C’est bien beau d’avoir des bourrins, il faut pouvoir les exploiter, mon bon Monsieur. Oui, pas de soucis dans le cas de la Monster 1200S. D’abord, les suspensions öhlins fournissent un travail exemplaire pour garder la moto plaquée au sol. Seul, un amortisseur de direction serait le bienvenu pour museler les rares tentatives de la roue avant de décider de par elle-même de son chemin. L’amortisseur arrière du faiseur suédois remplit son office avec la bienveillance qu’on lui connait. Les plages de réglages offertes par cet ensemble de suspensions hautes performances imposent d’appliquer des modifications en toute connaissance de cause.

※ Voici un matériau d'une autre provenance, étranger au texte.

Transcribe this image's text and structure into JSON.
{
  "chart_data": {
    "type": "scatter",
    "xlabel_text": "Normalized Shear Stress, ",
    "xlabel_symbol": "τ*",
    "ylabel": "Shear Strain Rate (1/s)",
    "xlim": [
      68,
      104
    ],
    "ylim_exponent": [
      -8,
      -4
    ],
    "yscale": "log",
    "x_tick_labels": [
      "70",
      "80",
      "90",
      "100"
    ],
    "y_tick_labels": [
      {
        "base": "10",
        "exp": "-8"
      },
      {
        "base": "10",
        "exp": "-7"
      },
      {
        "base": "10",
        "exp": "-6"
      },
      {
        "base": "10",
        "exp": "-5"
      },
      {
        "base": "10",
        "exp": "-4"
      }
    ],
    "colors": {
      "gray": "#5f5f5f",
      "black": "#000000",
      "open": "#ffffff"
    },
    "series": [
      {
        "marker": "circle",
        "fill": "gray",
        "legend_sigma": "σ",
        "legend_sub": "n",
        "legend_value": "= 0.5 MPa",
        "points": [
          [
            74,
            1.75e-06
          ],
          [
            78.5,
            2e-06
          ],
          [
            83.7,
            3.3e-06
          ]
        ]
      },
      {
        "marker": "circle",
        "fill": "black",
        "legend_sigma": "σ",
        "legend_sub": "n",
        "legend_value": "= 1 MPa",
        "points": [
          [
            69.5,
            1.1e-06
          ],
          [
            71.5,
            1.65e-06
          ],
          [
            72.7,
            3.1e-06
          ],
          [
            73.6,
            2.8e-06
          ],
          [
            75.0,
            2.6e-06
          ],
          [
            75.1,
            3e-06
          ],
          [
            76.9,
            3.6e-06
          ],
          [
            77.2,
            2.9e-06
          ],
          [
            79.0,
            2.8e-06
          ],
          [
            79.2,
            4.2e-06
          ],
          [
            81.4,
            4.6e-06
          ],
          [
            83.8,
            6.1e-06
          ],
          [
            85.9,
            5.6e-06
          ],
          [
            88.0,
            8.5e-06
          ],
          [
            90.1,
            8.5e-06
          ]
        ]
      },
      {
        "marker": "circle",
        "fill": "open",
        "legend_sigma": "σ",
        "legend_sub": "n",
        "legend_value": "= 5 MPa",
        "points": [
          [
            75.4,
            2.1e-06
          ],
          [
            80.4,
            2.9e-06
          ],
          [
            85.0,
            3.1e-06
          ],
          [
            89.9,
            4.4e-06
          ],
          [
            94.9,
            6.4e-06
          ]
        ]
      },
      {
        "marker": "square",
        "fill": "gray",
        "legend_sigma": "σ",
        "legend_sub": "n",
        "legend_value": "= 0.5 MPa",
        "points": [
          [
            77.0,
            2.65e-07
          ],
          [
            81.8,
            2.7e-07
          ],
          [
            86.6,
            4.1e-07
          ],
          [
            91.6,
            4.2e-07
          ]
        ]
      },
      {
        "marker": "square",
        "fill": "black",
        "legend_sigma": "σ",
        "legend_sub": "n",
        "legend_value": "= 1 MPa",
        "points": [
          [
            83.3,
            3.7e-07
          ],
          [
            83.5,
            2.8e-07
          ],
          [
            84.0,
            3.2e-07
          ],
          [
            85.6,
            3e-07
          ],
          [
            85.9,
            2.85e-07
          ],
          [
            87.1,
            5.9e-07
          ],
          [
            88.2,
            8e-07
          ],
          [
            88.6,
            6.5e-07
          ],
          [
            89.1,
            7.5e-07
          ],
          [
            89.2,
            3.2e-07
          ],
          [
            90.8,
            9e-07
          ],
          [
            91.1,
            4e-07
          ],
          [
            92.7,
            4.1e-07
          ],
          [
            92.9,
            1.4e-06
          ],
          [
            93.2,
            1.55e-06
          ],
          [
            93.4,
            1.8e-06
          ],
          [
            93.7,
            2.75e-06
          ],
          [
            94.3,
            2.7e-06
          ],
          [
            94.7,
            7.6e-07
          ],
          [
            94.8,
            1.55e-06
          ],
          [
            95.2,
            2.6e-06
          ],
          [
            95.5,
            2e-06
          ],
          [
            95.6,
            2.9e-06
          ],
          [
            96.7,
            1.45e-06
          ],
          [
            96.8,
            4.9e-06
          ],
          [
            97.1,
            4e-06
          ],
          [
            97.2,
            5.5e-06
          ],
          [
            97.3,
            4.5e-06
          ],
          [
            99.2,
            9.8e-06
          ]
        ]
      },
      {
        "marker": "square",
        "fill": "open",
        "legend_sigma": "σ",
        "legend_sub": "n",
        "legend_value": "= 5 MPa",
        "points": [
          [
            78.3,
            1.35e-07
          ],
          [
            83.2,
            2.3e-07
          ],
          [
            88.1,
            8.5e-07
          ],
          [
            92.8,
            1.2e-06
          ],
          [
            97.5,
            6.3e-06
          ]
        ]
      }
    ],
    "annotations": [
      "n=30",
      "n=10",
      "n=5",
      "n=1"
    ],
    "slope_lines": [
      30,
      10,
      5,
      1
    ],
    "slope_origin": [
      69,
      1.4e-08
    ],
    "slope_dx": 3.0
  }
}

Notez les réglages de départ, tant de possibilités s’offrent à vous et il ne sera pas difficile de se fourvoyer entre cette foison de clics.
Encore mieux, les différentes aides électroniques embarquées ici d’office et non pas en option, se révèlent parfaitement ajustées à l’usage possible du Monster : DWC,DQS, centrale IMU,ABS, DTC,ENG…Toutes ces aides sont présentes dans le différents choix de menu mais peuvent encore s’affiner une par une en détail pour obtenir une Monster 1200S réglée selon le moindre de vos souhaits. Soirée lecture en vue pour celui qui voudra tenter cette opération mais le gain qui en découlera en vaut la chandelle.
Décortiquons brièvement ces différentes aides et leur dénomination parfois inconnues au commun des motards.
DWC : Ducati Wheeling Control : empêche totalement le wheeling ou le tolère légèrement en fonction du niveau choisi.
DQS : Ducati Quick Shifter : permet le changement de rapports sans toucher à l’embrayage en montant comme en descendant les vitesses. Ne fonctionne parfaitement qu’avec le moteur au-dessus de 5000T/Min sinon des à-coups dans la conduite se font ressentir.C’est assez désagréable et en ville, il vaut mieux recourir à l’excellent embrayage et à son levier Brembo Radial.
ABS : Anti Blocking system : désormais standard sur les motos, il est ici associé via la centrale IMU, à un gyroscope qui détermine la position et l’angle de la moto et interagit avec le freinage pour conserver la moto en ligne en toute circonstances.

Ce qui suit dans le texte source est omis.